Lors d’un projet « commando numérique » à la Fabrique numérique du Ministère des armées, nous avons eu l’occasion de nous poser plus de questions que d’habitude sur la portée de notre travail.
Les projets « commando numérique » correspondent à deux mois de recherche utilisateur sur un sujet apporté par un·e intrapreneur·e du ministère. Grâce à une méthodologie préétablie, souvent une rencontre avec un public ciblé, la problématique du projet et son cadrage sont redéfinis et affinés. Ces deux mois permettent aussi de statuer sur les modalités de la poursuite du projet : quelle pourrait être la solution à construire, de quelle manière, etc.
Le projet ne s’annonçait pas facile : un objectif flou, peu concret, et pas de besoins clairement exprimés par l’intrapreneure. Le sujet était d’étudier d’un côté les démarches d’orientation professionnelle pour un public ciblé correspondant à une tranche d’âge allant de 14 à 26 ans, et de l’autre les moyens de s’informer (sites internet, réseaux sociaux, etc.) que cette tranche d’âge utilise. L’objectif final de la part du ministère des armées étant un potentiel recrutement en tant que militaire ou civil, selon un horizon de temps non défini.
Au vu de la vaste tranche d’âge de la cible ainsi que de la complexité du thème à étudier, il semblait légitime de se demander ce qu’allait pouvoir apporter deux mois de recherche utilisateur orientée design de service !
Cependant, le projet n’était pas tout neuf, et la cible avait déjà été interrogée sur le sujet, apportant un premier jet d’informations sur lesquelles il était possible de s’appuyer. De plus, le sujet est une préoccupation importante pour les armées et le ministère, et ce, depuis longtemps (notamment pour les armées après l’arrêt du service militaire obligatoire), et de nombreuses initiatives foisonnent dans le domaine à des niveaux très différents. Ainsi, afin de trouver de nouveaux insights, fallait-il réduire la tranche d’âge de la cible ? Ou s’attacher uniquement à un périmètre précis du sujet à étudier ? De plus, même si le travail de ces deux mois pourraient apporter des éléments probablement intéressants, seraient-ils actionnables pour la suite du travail ?
Après une recherche documentaire sur le sujet de l’orientation professionnelle, et des moyens de recrutements ou contacts déployés au sein du ministère des armées et des armées auprès de la cible, il s’est avéré que le sujet était était peu documenté en interne.
La méthodologie choisie a été de mener une douzaine d’entretiens de 45 minutes avec des personnes représentatives de la cible. Un des objectifs de la recherche utilisateur serait ainsi de mieux faire connaître le public visé et d’en dégager des profils d’utilisateurs et de comportements/habitudes associés (sous forme de personas). Tout cela assorti de recommandations/conseils sur lesquels il serait possible de s’appuyer pour de futures solutions. Mais, a priori, pas de solution concrète serait dégagée et pourrait être mise en œuvre à la suite de ces deux mois.
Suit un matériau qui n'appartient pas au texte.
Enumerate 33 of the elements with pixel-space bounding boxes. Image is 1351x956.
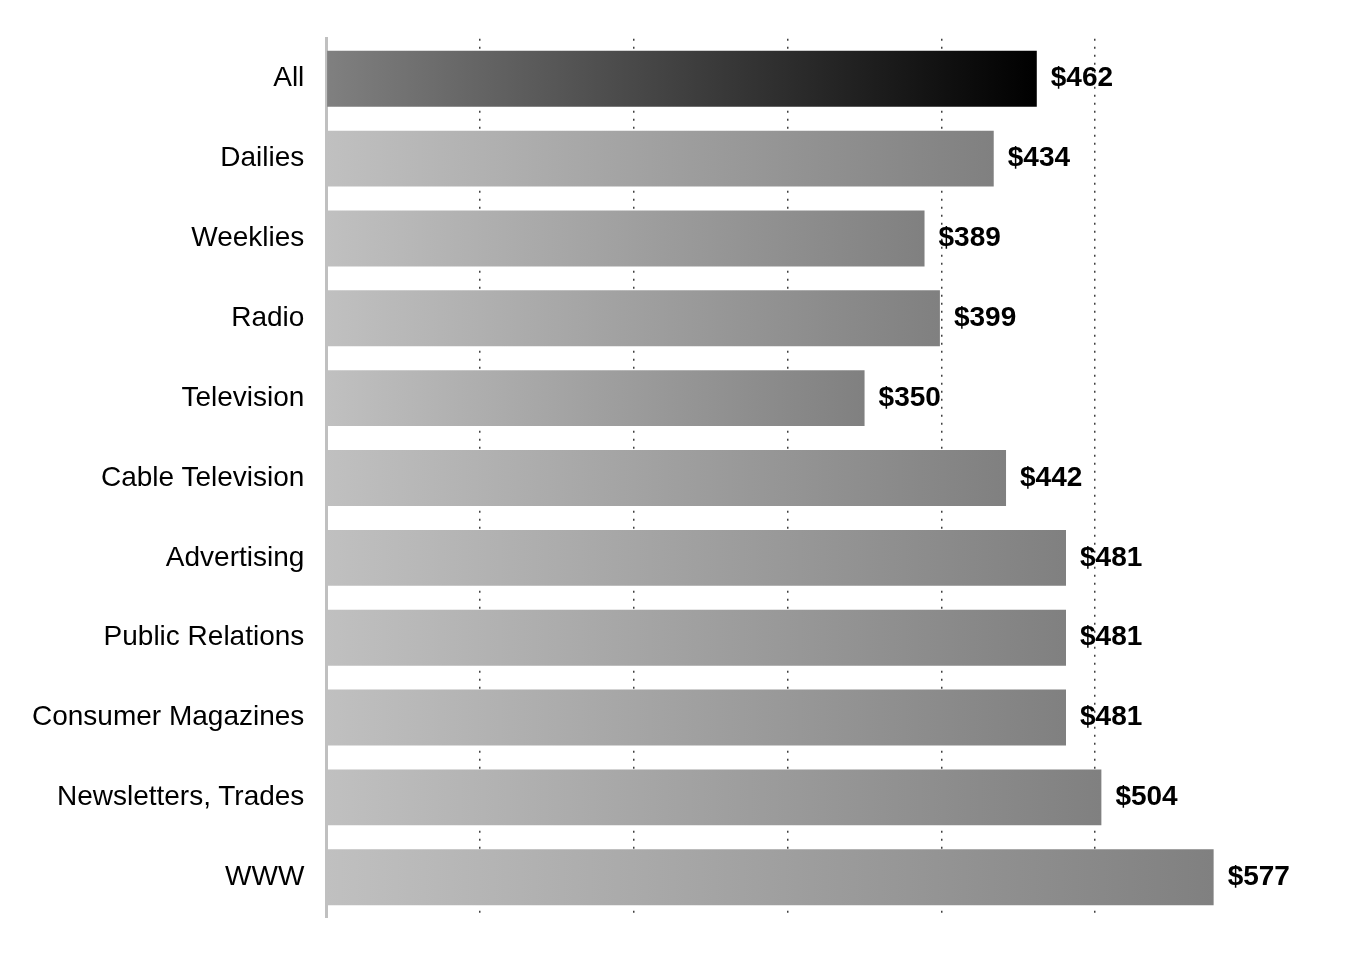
bar [327, 769, 1102, 826]
y-tick-label: Cable Television [100, 460, 305, 492]
bar [327, 689, 1067, 746]
y-tick-label: Public Relations [103, 620, 305, 652]
data-label: $504 [1115, 780, 1179, 812]
y-tick-label: All [273, 61, 305, 93]
data-label: $577 [1227, 859, 1290, 891]
y-tick-label: Newsletters, Trades [56, 780, 305, 812]
y-tick-label: Television [181, 380, 305, 412]
bar [327, 609, 1067, 666]
bar [327, 849, 1214, 906]
data-label: $462 [1050, 61, 1114, 93]
bar [327, 50, 1037, 107]
data-label: $481 [1080, 540, 1143, 572]
y-tick-label: Advertising [165, 540, 305, 572]
y-tick-label: Weeklies [191, 221, 305, 253]
bar [327, 210, 925, 267]
bar [327, 290, 940, 347]
y-tick-label: WWW [225, 859, 305, 891]
data-label: $481 [1080, 620, 1143, 652]
data-label: $389 [938, 221, 1001, 253]
data-label: $442 [1020, 460, 1083, 492]
data-label: $434 [1007, 141, 1071, 173]
data-label: $350 [878, 380, 941, 412]
y-tick-label: Radio [231, 301, 305, 333]
bar [327, 130, 994, 187]
y-tick-label: Consumer Magazines [32, 700, 305, 732]
bar [327, 450, 1007, 506]
y-tick-label: Dailies [220, 141, 305, 173]
data-label: $399 [953, 301, 1017, 333]
bar [327, 370, 865, 427]
data-label: $481 [1080, 700, 1143, 732]
bar [327, 529, 1067, 586]
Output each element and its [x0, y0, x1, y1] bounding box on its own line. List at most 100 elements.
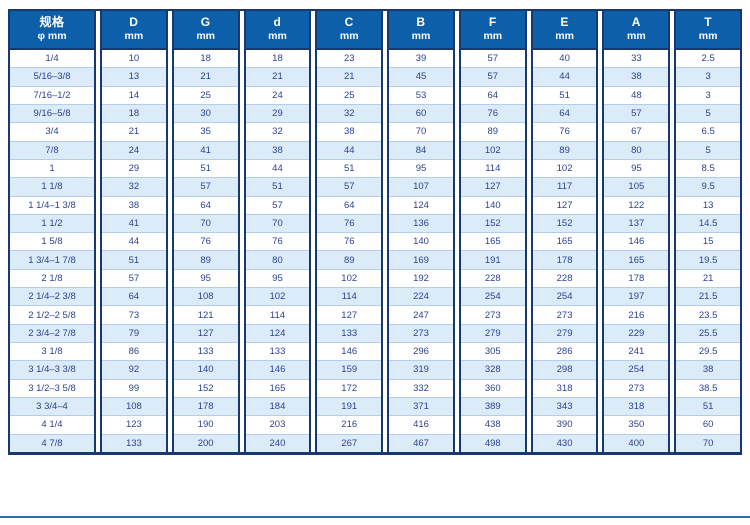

Au-delà de la frustration que peut apporter ce type de résultats, on peut tout de même trouver des bénéfices à ce « défrichage » de deux mois.
La nature même de la recherche utilisateur, c’est-à-dire le fait d’aller interroger le public ciblé, a permis à l’intrapreneure de s’extraire des préoccupations liées à son projet. L’exercice a permis de revenir un peu en arrière et de retrouver l’intérêt de bien prendre en compte les besoins des futurs utilisateurs. Cette démarche devrait permettre à l’intrapreneure de réaliser le changement de point de vue nécessaire pour penser son projet selon celui de sa cible.
De plus, l’apport d’une vision transversale des besoins d’un public donné, sans les coutures liées à l’organisation de l’administration se révèle assez rare. Ce travail agrège ainsi des informations sur la cible à adresser sans se cantonner au seul périmètre du projet de l’intrapreneure. Avoir un document rassemblant une vision complète des caractéristiques d’un public associées à ses habitudes/comportements dans un certain contexte, offre alors un angle de travail nouveau de celui exprimé dans les différents services traitant de ce sujet.
Et enfin, cette accumulation d’infos sur un sujet permet également au sein de la Fabrique numérique de mutualiser les connaissances sur certains sujets, ce qui sera sûrement utile pour de futurs projets.